Postnatal myocardium remodelling generates inhomogeneity in the architecture of the ventricular mass.

Background: The 3D architecture of the ventricular mass is poorly known, although in vivo imaging techniques show the physiological inhomogeneity of ventricular walls mechanics. Polarized light imaging makes it possible to quantitatively analyse the myosin filament orientation.
Aims: In this paper, we focus on the study the 3D architecture and regional isotropy of myocardial cells.
Methods: Twenty normal human hearts, 10 from the perinatal period and 10 from the post-neonatal period were studied by polarized light microscopy. In each voxel of the ventricular mass (90 × 90 × 500 µm) the principal orientation segment was automatically and unambiguously extracted as well as a regional isotropy index (regional orientation tensor of the voxel neighbourhood).
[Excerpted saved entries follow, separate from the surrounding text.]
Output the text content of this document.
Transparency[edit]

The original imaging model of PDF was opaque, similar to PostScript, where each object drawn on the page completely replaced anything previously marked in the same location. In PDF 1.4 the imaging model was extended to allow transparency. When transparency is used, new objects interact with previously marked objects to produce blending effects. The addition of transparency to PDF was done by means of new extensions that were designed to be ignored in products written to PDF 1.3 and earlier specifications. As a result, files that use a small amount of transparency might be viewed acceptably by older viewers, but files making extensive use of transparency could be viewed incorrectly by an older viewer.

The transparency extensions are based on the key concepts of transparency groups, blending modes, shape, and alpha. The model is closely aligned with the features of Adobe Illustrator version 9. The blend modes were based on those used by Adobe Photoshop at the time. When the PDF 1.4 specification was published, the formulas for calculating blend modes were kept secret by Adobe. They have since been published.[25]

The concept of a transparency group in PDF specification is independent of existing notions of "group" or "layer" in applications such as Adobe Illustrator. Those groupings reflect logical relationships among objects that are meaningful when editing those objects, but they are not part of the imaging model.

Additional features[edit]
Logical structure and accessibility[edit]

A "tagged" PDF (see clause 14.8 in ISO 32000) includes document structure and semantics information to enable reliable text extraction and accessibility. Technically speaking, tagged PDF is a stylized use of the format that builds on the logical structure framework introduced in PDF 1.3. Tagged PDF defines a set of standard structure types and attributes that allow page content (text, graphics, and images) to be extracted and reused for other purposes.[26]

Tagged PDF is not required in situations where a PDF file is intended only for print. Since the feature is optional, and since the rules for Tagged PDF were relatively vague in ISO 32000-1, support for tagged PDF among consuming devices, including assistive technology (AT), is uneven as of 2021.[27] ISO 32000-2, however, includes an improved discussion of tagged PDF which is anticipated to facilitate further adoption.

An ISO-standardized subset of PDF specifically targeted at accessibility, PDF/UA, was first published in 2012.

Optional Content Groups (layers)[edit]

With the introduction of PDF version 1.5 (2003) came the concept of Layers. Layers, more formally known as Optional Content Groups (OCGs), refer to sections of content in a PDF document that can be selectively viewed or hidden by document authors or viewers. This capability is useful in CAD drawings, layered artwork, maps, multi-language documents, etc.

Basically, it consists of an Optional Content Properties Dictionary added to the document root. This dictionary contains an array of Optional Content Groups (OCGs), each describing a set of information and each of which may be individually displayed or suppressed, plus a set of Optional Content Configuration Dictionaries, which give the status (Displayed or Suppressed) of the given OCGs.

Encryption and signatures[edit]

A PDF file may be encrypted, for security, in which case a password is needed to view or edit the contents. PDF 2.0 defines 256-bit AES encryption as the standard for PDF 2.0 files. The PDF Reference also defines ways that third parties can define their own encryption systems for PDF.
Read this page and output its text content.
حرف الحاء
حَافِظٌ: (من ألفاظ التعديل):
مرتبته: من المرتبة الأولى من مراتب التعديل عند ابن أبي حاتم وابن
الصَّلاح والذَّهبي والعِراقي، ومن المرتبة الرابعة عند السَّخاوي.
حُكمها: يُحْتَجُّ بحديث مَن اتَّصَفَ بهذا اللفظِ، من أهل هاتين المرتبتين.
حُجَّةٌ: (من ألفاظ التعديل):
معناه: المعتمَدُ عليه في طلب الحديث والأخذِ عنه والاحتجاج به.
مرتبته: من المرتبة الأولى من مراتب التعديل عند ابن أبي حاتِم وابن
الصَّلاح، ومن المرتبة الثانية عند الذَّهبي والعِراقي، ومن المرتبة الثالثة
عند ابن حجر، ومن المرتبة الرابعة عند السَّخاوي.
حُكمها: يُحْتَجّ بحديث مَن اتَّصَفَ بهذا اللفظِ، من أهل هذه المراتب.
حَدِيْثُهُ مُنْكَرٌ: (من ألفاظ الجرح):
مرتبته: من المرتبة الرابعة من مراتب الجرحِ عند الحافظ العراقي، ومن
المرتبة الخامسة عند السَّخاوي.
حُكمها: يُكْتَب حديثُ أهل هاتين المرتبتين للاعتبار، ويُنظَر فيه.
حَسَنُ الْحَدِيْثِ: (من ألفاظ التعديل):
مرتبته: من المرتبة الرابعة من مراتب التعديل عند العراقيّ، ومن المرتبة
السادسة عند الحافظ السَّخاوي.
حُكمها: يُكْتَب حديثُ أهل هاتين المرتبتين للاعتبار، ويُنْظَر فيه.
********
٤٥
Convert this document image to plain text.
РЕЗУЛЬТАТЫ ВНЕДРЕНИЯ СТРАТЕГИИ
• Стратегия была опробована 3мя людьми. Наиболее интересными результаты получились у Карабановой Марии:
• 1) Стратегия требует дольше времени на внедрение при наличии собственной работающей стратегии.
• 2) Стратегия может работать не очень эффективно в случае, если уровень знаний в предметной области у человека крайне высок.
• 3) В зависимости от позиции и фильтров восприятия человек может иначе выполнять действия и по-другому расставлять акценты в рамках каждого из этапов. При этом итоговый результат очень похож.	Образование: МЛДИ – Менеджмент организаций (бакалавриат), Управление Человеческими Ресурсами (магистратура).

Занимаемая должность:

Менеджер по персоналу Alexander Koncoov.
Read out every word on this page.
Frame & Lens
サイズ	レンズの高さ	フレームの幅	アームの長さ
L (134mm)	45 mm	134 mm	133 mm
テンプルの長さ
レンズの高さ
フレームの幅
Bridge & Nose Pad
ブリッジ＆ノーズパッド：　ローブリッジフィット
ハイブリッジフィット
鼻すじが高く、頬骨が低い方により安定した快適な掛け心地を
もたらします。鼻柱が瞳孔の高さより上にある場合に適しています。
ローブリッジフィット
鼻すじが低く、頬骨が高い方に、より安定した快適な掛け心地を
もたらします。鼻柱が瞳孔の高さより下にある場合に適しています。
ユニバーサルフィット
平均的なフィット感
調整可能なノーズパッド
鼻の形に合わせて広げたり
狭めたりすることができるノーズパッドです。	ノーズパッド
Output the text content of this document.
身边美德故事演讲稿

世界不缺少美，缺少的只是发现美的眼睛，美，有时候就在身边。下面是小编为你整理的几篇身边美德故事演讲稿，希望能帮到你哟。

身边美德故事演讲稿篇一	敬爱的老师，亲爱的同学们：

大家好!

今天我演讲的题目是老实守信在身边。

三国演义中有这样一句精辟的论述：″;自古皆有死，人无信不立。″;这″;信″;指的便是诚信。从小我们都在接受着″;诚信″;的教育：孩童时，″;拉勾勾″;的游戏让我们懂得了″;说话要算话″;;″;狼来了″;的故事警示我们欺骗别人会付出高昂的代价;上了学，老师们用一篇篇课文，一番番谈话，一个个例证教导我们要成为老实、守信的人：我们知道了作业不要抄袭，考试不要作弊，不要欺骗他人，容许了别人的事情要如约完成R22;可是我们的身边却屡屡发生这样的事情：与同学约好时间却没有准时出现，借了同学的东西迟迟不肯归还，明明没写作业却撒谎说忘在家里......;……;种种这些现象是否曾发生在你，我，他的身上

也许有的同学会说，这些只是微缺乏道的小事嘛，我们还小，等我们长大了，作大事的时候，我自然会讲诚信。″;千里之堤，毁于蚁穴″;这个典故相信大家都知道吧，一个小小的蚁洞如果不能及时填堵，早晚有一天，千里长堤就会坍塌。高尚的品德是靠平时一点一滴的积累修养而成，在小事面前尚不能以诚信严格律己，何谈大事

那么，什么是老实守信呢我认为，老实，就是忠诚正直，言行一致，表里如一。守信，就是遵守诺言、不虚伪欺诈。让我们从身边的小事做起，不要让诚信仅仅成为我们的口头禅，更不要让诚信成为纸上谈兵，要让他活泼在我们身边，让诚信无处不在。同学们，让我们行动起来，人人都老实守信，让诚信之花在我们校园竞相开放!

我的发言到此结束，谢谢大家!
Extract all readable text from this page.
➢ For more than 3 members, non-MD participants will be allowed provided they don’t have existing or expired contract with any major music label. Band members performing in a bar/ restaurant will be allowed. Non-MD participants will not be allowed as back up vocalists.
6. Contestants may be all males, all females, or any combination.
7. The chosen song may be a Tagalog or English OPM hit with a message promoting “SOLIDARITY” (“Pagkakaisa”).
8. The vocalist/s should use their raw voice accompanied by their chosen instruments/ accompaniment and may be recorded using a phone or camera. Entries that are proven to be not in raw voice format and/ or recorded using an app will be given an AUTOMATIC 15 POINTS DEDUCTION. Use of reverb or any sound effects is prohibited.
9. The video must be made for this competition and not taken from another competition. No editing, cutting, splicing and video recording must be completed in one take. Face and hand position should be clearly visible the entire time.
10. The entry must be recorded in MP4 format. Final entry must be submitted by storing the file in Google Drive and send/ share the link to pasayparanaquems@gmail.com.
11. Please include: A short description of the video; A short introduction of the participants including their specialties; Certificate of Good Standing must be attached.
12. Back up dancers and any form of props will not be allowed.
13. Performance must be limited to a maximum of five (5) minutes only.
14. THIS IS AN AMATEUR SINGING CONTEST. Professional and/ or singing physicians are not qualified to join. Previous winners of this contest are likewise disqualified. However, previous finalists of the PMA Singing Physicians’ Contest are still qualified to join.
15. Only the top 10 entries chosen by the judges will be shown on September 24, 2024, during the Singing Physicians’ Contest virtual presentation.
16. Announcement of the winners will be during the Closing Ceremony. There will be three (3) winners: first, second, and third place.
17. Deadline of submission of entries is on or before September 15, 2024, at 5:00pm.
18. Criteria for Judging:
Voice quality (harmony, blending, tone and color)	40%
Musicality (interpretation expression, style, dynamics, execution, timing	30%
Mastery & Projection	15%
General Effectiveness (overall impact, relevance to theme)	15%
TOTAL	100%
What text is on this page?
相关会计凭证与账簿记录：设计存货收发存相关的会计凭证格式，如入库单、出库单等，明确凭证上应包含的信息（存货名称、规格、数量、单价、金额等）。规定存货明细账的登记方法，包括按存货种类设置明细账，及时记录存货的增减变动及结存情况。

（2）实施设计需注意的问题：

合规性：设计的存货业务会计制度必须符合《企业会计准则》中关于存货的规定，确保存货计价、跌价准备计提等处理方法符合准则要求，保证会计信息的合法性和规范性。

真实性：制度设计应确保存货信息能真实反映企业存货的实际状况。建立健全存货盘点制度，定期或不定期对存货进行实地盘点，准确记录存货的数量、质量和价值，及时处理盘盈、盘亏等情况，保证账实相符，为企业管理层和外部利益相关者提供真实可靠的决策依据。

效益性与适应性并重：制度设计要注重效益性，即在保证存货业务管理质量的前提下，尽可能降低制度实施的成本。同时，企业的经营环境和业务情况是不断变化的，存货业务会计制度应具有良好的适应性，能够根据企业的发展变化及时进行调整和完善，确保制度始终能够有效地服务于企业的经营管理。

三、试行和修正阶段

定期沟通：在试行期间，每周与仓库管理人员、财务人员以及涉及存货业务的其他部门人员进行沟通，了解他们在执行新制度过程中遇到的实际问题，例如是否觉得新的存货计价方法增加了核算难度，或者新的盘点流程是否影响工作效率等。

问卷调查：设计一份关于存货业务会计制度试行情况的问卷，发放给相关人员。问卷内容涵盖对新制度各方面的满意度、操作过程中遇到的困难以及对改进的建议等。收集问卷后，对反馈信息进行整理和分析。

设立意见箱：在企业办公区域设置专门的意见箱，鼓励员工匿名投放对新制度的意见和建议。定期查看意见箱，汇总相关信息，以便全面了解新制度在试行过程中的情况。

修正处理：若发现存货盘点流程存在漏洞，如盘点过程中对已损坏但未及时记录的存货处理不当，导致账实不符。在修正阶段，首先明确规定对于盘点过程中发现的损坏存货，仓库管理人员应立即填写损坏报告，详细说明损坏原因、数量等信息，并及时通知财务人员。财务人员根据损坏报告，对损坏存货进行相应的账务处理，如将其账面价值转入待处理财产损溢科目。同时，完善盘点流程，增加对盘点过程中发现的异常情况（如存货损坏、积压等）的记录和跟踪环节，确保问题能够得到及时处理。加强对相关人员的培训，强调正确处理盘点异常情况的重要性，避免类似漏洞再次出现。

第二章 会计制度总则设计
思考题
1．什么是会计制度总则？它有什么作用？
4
Results: During the first months of postnatal age, the median regional isotropy values decreased in the ventricular mesh. This global decrease was not homogeneous across the ventricular walls. From the perinatal to the neonatal period, this decrease was more marked in the inner two-third of the lateral left ventricular wall and in the right part of the interventricular septum. There was a progressive post-neonatal appearance of a particularly inhomogeneous secondary arrangement of myocardial cells with alternation of thick low-RI and thin high-RI areas.
Conclusions: This study has shown a postnatal change in ventricular myocardial architecture, which became more inhomogeneous. The cell rearrangements responsible for the inhomogeneity in ventricular myocardial architecture are revealed by a variation of the regional isotropy index. These major changes are probably an adaptive consequence of the major haemodynamic changes occurring after birth during the neonatal period that generates major parietal stress variations and parietal remodelling.